"Please tell us how Lottie is," said Ann earnestly.
"She's very ill, miss, there's no doubt of that, but Dr. Elizabeth says there's no reason why she shouldn't pull through if she's kept quiet. She's terribly bruised one side—the side on which she fell, you know she fell off the round-about—and two of her ribs are broken, and she's had a nasty blow on the head—that's what Dr. Elizabeth thinks most seriously of."
"Is she asleep now?" asked Violet.
"No, miss, but she's lying quiet—very different from what she was a few hours ago. She doesn't know you're here, I believe if she did she'd want to see you, Miss Ann, for in the night she kept on talking about you, begging me to send for you because there was something she wanted to tell you about before she died. She talked a lot of nonsense, but I could catch a grain of sense in it now and again. She said that you'd offered to be her friend—oh, miss, was that true? Yes, Then, perhaps the rest was true, too, but no, no, I can't believe it! Maybe you'll know. She kept on repeating that she was a thief—that she had stolen a purse—oh, Miss Ann, there isn't any truth in that, is there?"

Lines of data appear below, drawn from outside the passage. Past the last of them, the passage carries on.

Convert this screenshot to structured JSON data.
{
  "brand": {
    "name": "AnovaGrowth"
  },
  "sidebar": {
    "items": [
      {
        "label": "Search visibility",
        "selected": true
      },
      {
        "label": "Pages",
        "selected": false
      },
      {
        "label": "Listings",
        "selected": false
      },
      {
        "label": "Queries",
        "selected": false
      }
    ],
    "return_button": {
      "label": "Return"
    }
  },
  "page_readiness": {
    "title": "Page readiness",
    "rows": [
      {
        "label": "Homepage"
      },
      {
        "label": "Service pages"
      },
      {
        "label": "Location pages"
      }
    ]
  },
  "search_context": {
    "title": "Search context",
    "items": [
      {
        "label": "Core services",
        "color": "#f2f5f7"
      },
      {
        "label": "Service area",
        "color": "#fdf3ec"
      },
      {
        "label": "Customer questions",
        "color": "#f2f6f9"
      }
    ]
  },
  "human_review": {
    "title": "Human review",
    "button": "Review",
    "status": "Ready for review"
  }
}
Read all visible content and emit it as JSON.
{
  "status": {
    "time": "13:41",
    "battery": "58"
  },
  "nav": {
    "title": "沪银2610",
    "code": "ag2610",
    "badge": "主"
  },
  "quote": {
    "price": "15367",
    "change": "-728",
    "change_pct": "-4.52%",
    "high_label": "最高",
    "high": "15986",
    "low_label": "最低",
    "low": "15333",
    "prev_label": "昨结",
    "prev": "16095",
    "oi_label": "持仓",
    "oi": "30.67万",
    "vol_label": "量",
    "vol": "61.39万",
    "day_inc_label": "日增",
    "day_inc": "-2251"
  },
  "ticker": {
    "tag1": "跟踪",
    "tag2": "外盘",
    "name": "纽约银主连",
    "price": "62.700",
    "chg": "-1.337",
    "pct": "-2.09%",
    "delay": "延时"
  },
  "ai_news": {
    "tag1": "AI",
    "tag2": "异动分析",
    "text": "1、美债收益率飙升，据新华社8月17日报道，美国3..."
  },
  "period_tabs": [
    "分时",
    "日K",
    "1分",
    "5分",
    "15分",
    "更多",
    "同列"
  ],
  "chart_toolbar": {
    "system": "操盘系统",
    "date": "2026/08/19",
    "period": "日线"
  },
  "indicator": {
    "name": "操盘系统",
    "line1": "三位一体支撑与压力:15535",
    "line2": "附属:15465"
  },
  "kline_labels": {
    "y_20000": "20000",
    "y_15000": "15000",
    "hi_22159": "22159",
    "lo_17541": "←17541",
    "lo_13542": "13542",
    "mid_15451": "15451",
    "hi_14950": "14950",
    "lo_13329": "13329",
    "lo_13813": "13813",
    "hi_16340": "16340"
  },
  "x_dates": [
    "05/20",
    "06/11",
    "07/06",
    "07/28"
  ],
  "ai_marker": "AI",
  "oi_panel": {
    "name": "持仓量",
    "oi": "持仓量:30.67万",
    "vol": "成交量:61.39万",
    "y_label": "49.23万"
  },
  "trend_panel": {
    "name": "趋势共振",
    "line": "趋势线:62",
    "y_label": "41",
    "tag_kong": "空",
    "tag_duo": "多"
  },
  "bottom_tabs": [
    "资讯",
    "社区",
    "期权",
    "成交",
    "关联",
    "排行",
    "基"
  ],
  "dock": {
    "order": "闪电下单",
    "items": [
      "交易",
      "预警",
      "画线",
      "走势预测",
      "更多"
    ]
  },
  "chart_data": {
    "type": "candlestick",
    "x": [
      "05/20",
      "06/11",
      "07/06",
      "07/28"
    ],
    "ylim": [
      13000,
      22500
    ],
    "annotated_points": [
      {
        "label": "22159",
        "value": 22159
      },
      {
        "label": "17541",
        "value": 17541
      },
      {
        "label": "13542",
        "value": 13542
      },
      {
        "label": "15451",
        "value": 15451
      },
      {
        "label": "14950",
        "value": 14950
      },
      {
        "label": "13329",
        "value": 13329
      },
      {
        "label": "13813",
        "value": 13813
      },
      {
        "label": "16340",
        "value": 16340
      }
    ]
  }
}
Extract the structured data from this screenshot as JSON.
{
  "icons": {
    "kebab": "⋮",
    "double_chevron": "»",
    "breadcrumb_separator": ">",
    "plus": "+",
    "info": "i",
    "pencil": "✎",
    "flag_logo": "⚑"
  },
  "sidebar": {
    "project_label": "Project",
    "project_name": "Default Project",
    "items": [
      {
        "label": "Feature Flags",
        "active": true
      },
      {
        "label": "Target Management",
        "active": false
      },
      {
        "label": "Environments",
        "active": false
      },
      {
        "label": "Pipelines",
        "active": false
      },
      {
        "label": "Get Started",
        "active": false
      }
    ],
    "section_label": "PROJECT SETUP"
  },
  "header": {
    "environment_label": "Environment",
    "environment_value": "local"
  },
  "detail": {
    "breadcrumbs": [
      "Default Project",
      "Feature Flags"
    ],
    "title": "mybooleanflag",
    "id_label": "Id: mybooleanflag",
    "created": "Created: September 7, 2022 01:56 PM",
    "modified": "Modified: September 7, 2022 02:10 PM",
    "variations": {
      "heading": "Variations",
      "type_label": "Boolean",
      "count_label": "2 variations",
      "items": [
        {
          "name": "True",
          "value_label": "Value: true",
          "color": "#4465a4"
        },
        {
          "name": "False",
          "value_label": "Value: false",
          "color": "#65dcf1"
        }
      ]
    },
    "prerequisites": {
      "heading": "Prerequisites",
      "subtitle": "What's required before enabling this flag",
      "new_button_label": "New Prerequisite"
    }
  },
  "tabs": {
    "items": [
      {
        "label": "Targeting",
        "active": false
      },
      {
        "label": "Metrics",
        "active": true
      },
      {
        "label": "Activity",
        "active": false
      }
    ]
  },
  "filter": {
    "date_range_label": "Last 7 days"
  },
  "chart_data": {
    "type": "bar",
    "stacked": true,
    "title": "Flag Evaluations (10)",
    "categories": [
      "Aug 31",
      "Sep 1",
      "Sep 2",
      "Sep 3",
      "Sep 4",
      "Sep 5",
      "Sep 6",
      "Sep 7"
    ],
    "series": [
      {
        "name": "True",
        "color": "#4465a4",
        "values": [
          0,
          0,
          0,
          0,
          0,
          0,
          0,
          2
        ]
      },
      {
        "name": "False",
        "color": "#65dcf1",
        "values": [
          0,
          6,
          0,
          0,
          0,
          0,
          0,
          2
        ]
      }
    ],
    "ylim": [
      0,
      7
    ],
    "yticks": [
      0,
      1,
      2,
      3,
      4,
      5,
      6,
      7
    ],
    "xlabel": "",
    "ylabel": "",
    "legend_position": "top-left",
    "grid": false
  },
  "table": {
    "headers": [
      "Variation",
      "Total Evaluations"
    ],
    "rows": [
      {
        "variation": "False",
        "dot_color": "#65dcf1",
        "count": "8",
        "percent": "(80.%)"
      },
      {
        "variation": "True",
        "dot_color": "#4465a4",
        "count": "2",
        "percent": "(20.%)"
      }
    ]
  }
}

"I—I don't know," faltered Ann, looking anxiously at Violet, who, with flushed cheeks and eyes gleaming with excitement, was listening with breathless interest; "I don't know how she could have done it, but—oh, Vi, don't you remember Lottie called at our house that evening Agnes lost her purse? Why, she was in the hall when Agnes left!"
"I remember! I thought of that just now!"
Violet answered, trying to speak quietly, but failing in the attempt; her voice sounded hoarse and unnatural.
"Did someone lose a purse then, really?" Mrs. Medland asked, glancing from one to the other of the girls, a piteous look on her startled face.
"Yes, a school-fellow of ours did," replied Ann.
"Was it a tortoise-shell purse, miss, with a golden clasp?" Mrs. Medland interrogated, her lips quivering as she put the question.